An Immigrant’s White Christmas and a Kid From Spokane
Wherever you go over the next few weeks you won’t be able to escape White Christmas. The Christmas song. The most recorded Christmas song in recording history. Every few years an artist – as diverse as Frank Sinatra, Bette Midler, Michael Bolton, the cast of Glee, and dozens more – cut their own version and White Christmas shoots up the charts yet again.
White Christmas has been honored as one of the most important American musical works of the 20th Century. The original 1942 version was one of the first 50 historically significant recordings chosen by the Library of Congress to be added to the National Recording Registry.
Spokane and Gonzaga’s own Bing Crosby, of course, sang the original version. To date, Crosby’s version has sold 50 million copies, the most in history. He debuted the song on Christmas Day, 1941, two weeks after Pearl Harbor. He sang it in the 1942 film, Holiday Inn and won an Academy Award. He sang it in front of troops all over the European and Pacific Theaters of War.
Seventy-five years ago this week, Crosby sang it in a USO show in Northern France in front of 100,000 G.I.s “in tears” while he tried to sing and not break down himself. The Battle of the Bulge started a few days later, just miles away.
“In tears” . . . because from its inception White Christmas said something intrinsic about America and Christmas and home and a dozen other uniquely American things.
And, maybe, it came along at exactly the right time.
Perhaps fittingly, it was written by an immigrant. Irving Berlin. Or, as Time Magazine described him in 1934 (he was on the cover) “this itinerant son of a Russian cantor is an American institution.”
Irving Berlin was born in Siberia in 1888. His family fled the pogroms of Tsarist Russia and sailed to Ellis Island in 1893 when he was five.
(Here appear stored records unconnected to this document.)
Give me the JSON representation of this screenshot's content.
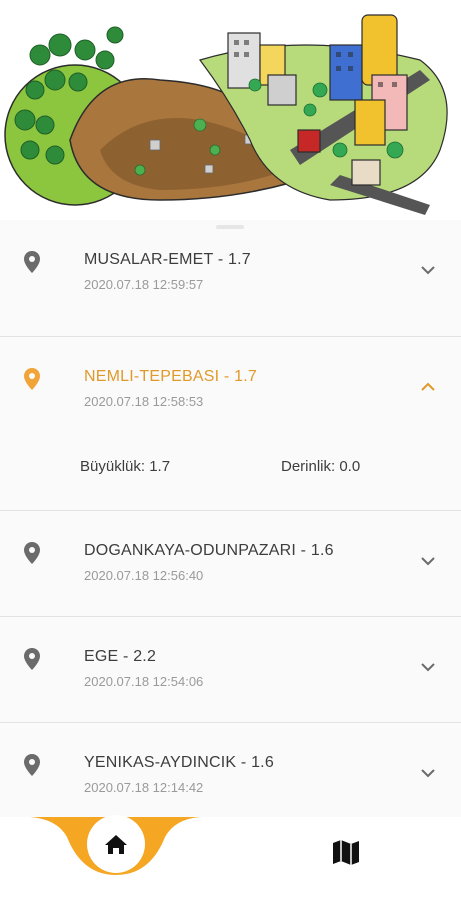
{
  "earthquakes": [
    {
      "title": "MUSALAR-EMET - 1.7",
      "time": "2020.07.18 12:59:57",
      "expanded": false
    },
    {
      "title": "NEMLI-TEPEBASI - 1.7",
      "time": "2020.07.18 12:58:53",
      "expanded": true,
      "magnitude_label": "Büyüklük: 1.7",
      "depth_label": "Derinlik: 0.0"
    },
    {
      "title": "DOGANKAYA-ODUNPAZARI - 1.6",
      "time": "2020.07.18 12:56:40",
      "expanded": false
    },
    {
      "title": "EGE - 2.2",
      "time": "2020.07.18 12:54:06",
      "expanded": false
    },
    {
      "title": "YENIKAS-AYDINCIK - 1.6",
      "time": "2020.07.18 12:14:42",
      "expanded": false
    }
  ],
  "nav": {
    "items": [
      {
        "icon": "home-icon",
        "active": true
      },
      {
        "icon": "map-icon",
        "active": false
      }
    ]
  },
  "colors": {
    "accent": "#f5a623",
    "expanded_title": "#e09a2a",
    "pin_default": "#6b6b6b",
    "pin_active": "#f0a43a"
  }
}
He and his six siblings were held in a pen for days before being allowed to cross the river to Manhattan.
He grew up on the streets of lower Manhattan. He started singing in bars and taverns in his early teens and quickly graduated to writing songs. He served in the U.S. Army in World War I – the Army recognized his talent and put him in charge of producing a musical revue for the troops.
The rest is, of course, history.
The story is that he wrote White Christmas in 1940, in California. He pulled an all-nighter – as he often did – jotting down ideas and songs and when his secretary came in the following morning he told her “I want you to take down a song I wrote over the weekend. Not only is it the best song I ever wrote, it’s the best song anybody ever wrote.”
Irving Berlin, who came to the United States at age 5, then teamed up with Bing Crosby, who’s ancestors on his father’s side went back to the Mayflower, and together they produced the perfect American song.